Он вздрогнул от досады.
— Женщина, позволь мне отдохнуть.
— Нет. Мне нужно осмотреть тебя.
— Ты можешь сделать это здесь.
— Здесь слишком темно.
Он застонал, явно раздумывая, накричать на меня или подчиниться. К счастью, джентльмен в нем возобладал, он с трудом поднялся на ноги, позволив мне отвести его к кострищу.
Как только мы достигли места назначения, он тут же улегся у успокаивающего пламени.
— Можно я немного отдохну, Стел?
Он не упомянул о жгуте. Не открыл глаза полностью.
Он не воспринимал реальность, был сосредоточен на своей борьбе.
Я не могла успокоить свое колотящееся сердце, сколько бы ни уговаривала себя не глупить. Не представлять худшее. Не представлять все ужасные выводы, которых опасалась годами.
Опустившись на колени, я погладила его пылающий лоб, проглатывая слезы.

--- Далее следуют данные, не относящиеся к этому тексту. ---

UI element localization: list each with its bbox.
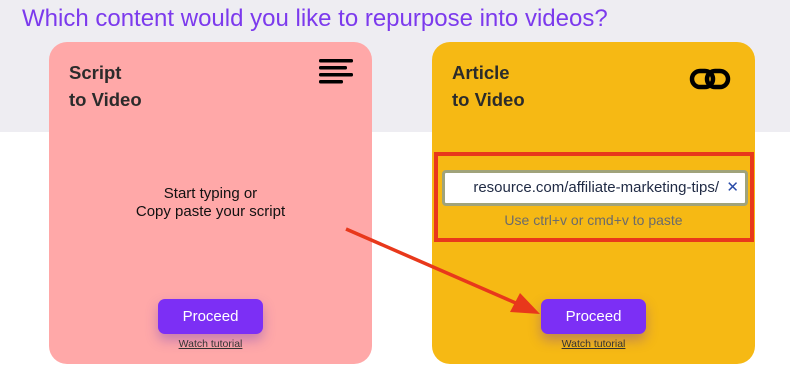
article-watch-tutorial-link[interactable]: Watch tutorial (432, 338, 755, 350)
article-card-title-line1: Article (452, 62, 510, 83)
script-input-hint[interactable]: Start typing or Copy paste your script (49, 185, 372, 221)
article-to-video-card[interactable]: Article to Video resource.com/affiliate-… (432, 42, 755, 364)
paste-hint: Use ctrl+v or cmd+v to paste (504, 212, 683, 228)
script-hint-line2: Copy paste your script (135, 203, 286, 220)
article-url-input[interactable]: resource.com/affiliate-marketing-tips/ ✕ (442, 170, 748, 206)
script-hint-line1: Start typing or (163, 185, 258, 202)
menu-lines-icon (319, 59, 353, 84)
article-card-title: Article to Video (452, 59, 525, 113)
page-title: Which content would you like to repurpos… (22, 5, 608, 32)
article-proceed-button[interactable]: Proceed (541, 299, 646, 334)
script-card-title-line2: to Video (69, 89, 142, 110)
article-card-title-line2: to Video (452, 89, 525, 110)
script-to-video-card[interactable]: Script to Video Start typing or Copy pas… (49, 42, 372, 364)
script-watch-tutorial-link[interactable]: Watch tutorial (49, 338, 372, 350)
script-proceed-button[interactable]: Proceed (158, 299, 263, 334)
script-card-title: Script to Video (69, 59, 142, 113)
script-card-title-line1: Script (69, 62, 122, 83)
link-icon (689, 68, 731, 90)
clear-url-icon[interactable]: ✕ (726, 173, 739, 203)
article-url-value: resource.com/affiliate-marketing-tips/ (473, 179, 719, 196)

— Хорошо, Гэл. Отдыхай. Я присмотрю за тобой.
И я присматривала за ним.
Я не двигалась.
Не спала.
Практически не ела и не пила.
Я игнорировала детей.
Отгородилась от всего мира.
Молилась о чуде.
Три мучительно долгих дня.
Я присматривала за ним, как и обещала.
Кормила.
Протирала.
Плакала.
Смотрела на него с мольбой во взгляде.
Но ему не становилось лучше.
Ему становилось хуже.
И хуже.
И...
хуже.
…
— Стелли, ты не можешь продолжать в том же духе. Тебе нужно отдохнуть.
Я отмахнулась от Пиппы и ее невыносимых просьб поесть. Мой желудок перестал урчать, требуя еды, неистовая жажда отступила, а сердце давным-давно разбилось и истекло кровью.